Masoudi and colleagues studied patterns of medication prescriptions for older Medicare beneficiaries hospitalized with heart failure between 1998 and 2001.
Between 1998-1999 and 2000-2001, the average number of chronic medications prescribed for these patients increased from 6.8 to 7.5, and the mean daily number of doses increased from 10.1 to 11.1, the investigators report in the Archives of Internal Medicine.
The average estimated annual cost of these regimens increased by 22 percent between the two periods, the report indicates, from $3,142 to $3,823.
Substantial increases were seen between the two periods in prescriptions for beta-blockers, statins, and potassium-sparing diuretics, the results indicate. The most substantial change in prescriptions was for proton-pump inhibitors, which increased from 14.4 percent of the population to 22.3 percent.
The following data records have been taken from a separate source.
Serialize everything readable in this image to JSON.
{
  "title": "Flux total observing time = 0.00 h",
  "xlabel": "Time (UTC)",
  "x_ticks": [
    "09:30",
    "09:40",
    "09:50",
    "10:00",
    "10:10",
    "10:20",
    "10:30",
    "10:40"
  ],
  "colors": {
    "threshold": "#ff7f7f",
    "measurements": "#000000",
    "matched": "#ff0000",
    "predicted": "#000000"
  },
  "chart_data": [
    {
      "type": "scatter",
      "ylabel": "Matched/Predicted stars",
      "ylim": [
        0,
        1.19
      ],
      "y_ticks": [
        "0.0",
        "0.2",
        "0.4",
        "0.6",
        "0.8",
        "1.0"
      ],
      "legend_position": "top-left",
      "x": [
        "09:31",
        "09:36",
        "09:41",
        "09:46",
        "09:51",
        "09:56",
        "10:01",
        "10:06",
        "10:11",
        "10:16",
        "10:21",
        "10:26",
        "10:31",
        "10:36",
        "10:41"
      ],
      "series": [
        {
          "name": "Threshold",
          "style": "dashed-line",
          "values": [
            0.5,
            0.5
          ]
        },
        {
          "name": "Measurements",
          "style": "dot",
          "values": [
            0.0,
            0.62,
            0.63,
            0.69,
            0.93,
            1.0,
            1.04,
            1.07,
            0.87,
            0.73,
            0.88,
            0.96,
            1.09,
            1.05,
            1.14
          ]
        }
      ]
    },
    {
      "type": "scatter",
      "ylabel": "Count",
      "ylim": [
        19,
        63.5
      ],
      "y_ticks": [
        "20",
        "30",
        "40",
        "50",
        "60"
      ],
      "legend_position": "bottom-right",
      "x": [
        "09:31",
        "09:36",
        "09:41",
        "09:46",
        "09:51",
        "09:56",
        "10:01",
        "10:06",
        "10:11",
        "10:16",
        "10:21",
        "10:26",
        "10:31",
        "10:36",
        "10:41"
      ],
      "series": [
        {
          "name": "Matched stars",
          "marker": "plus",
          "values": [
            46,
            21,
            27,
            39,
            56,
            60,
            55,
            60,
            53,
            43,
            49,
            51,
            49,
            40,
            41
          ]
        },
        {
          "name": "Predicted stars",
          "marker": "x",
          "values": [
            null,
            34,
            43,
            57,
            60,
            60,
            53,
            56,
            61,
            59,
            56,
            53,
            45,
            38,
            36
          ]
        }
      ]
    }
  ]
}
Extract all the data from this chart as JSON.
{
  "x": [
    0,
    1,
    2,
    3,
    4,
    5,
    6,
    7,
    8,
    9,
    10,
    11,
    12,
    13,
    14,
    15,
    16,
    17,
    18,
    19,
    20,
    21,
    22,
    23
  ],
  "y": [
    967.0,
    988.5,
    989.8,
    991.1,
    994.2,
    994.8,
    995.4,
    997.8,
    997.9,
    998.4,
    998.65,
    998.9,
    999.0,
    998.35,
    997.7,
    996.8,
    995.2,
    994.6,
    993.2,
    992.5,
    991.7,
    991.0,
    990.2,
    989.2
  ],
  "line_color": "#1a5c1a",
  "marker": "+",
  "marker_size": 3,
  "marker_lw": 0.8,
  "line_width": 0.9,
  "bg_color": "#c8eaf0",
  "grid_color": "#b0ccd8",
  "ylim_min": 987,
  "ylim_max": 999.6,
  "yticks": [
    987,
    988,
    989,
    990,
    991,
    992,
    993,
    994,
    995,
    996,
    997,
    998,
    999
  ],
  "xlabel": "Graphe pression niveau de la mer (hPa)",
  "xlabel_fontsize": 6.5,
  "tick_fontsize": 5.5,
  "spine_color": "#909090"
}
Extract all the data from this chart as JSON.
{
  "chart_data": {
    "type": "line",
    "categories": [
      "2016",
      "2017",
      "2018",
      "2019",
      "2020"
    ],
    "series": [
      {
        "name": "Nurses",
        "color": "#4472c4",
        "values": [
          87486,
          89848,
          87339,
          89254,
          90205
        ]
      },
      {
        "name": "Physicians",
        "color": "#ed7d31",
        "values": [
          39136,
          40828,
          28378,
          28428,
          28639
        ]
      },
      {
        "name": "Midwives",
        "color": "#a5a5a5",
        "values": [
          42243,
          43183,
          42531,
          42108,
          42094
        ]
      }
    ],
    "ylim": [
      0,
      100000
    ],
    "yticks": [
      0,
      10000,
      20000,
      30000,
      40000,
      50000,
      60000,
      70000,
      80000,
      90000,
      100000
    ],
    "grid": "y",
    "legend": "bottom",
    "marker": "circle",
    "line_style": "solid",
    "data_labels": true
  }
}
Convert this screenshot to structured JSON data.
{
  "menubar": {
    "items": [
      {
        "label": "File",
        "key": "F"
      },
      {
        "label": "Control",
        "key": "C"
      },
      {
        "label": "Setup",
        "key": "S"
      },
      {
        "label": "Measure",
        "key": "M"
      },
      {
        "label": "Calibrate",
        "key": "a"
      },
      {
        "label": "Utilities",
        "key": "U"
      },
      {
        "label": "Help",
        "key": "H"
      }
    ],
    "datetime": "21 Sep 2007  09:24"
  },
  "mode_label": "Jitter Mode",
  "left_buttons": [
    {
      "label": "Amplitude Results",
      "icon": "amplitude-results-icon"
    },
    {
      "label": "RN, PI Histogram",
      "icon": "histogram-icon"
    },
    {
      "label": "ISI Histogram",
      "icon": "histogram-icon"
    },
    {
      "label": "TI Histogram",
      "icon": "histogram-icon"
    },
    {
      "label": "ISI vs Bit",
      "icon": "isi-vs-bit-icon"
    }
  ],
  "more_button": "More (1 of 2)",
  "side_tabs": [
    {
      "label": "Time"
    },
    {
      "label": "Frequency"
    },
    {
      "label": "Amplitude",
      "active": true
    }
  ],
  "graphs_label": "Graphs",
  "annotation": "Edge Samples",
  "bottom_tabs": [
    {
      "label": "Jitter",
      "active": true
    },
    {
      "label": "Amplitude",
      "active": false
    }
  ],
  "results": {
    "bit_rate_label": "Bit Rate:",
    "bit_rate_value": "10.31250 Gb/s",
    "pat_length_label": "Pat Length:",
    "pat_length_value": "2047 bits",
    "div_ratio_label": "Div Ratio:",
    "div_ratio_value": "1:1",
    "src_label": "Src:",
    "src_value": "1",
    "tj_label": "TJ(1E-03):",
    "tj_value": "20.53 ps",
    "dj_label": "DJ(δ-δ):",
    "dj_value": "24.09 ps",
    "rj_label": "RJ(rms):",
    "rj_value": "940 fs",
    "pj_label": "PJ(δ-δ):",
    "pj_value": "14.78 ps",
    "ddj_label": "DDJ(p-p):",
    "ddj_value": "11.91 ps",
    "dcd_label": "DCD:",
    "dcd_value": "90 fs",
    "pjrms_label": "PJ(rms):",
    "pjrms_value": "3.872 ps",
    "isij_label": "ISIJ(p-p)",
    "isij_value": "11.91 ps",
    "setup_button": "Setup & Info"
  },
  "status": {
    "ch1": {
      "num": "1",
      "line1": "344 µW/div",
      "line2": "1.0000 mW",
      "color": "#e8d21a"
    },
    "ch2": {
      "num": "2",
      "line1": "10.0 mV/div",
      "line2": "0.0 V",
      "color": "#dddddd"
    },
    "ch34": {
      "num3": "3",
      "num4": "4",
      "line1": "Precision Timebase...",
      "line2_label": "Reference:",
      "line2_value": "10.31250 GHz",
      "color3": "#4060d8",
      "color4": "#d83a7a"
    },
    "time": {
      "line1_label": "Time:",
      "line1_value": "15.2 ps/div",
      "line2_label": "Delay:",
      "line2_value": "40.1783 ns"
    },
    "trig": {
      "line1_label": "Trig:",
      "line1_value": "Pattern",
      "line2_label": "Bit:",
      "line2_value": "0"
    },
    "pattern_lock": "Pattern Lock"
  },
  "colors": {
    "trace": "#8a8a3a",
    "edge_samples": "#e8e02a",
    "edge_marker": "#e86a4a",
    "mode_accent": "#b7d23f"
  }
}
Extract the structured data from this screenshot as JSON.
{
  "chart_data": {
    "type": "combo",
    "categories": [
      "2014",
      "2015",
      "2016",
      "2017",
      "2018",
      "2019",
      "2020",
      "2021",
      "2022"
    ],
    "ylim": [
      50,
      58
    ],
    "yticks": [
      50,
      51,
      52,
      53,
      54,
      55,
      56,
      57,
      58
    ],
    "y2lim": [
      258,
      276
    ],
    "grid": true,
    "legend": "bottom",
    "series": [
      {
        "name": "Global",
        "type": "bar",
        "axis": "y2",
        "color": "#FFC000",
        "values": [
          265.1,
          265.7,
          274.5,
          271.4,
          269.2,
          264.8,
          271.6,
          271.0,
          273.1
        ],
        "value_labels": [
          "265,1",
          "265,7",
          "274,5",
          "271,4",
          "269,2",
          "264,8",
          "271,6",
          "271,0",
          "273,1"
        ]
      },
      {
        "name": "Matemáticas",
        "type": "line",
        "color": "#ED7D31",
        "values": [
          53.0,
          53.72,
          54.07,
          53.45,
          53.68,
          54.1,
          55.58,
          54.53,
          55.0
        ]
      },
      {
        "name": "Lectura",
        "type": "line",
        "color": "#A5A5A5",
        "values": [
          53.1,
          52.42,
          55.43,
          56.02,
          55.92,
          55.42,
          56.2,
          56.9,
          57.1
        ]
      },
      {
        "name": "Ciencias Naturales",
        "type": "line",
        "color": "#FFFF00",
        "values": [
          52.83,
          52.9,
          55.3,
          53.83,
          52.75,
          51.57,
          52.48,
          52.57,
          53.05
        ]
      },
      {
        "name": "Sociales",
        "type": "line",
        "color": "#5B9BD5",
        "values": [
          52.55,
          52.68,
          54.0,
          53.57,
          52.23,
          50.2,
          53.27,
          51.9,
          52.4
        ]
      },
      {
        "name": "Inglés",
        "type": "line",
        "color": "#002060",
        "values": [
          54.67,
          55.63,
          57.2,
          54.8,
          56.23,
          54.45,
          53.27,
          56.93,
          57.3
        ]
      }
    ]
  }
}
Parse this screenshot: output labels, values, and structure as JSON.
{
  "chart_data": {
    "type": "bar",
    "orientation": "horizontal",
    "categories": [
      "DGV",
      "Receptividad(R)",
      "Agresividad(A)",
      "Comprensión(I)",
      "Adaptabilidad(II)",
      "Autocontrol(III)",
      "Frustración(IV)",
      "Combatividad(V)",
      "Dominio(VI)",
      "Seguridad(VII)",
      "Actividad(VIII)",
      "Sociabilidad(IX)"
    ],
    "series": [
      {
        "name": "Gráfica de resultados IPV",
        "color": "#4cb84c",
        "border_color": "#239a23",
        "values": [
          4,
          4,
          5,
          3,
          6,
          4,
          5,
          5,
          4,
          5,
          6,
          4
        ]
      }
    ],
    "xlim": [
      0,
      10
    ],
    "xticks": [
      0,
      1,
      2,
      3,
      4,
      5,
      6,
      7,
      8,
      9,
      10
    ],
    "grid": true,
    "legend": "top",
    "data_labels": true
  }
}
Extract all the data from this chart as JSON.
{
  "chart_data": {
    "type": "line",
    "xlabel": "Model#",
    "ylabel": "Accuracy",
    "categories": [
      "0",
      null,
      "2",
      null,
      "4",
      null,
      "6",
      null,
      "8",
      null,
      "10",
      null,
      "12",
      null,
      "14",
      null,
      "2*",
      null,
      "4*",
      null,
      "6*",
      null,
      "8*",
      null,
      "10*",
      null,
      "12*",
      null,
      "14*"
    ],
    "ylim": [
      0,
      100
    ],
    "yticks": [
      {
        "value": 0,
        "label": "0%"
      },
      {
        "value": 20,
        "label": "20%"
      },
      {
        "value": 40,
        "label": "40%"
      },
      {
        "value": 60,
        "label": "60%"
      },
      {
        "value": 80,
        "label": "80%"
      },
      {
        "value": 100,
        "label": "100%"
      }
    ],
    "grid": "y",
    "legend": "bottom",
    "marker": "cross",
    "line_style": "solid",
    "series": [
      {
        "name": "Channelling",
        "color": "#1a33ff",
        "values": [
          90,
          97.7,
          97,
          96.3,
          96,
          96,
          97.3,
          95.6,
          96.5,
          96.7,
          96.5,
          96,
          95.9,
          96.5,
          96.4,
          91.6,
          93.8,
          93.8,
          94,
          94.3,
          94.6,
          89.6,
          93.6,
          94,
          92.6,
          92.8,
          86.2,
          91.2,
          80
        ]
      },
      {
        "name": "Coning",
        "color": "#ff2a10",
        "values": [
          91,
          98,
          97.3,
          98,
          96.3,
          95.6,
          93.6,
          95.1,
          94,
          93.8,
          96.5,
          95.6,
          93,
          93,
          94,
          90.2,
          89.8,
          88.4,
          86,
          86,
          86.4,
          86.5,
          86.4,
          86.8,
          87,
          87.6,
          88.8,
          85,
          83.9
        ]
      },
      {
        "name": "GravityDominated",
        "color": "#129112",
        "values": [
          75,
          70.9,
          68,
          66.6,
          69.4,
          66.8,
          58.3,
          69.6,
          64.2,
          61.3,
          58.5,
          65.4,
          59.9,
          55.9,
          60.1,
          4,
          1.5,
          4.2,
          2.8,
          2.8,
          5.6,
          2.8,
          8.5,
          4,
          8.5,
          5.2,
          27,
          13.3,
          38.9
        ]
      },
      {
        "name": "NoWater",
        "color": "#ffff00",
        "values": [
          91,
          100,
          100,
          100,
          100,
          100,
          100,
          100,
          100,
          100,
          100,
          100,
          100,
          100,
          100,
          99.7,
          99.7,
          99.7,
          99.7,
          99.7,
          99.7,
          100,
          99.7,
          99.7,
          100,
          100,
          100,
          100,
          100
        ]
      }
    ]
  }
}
Black patients received significantly fewer medicines than white patients, the investigators report, and patients under care of a cardiologist or a board-certified physician were treated with more medications at a higher cost.
“Clinicians should routinely review their patients’ regimens and consider the justification for each drug, and every effort should be made to simplify wherever possible, with the goal of achieving drug regimens for every patient that are as simple and affordable as possible,” Masoudi said.
“This study highlights, among other things, the importance of efforts to make drugs affordable for elderly persons,” Masoudi concluded. “The inability to pay for medications is a central cause of non-adherence, which in turn renders any drug regimen useless.”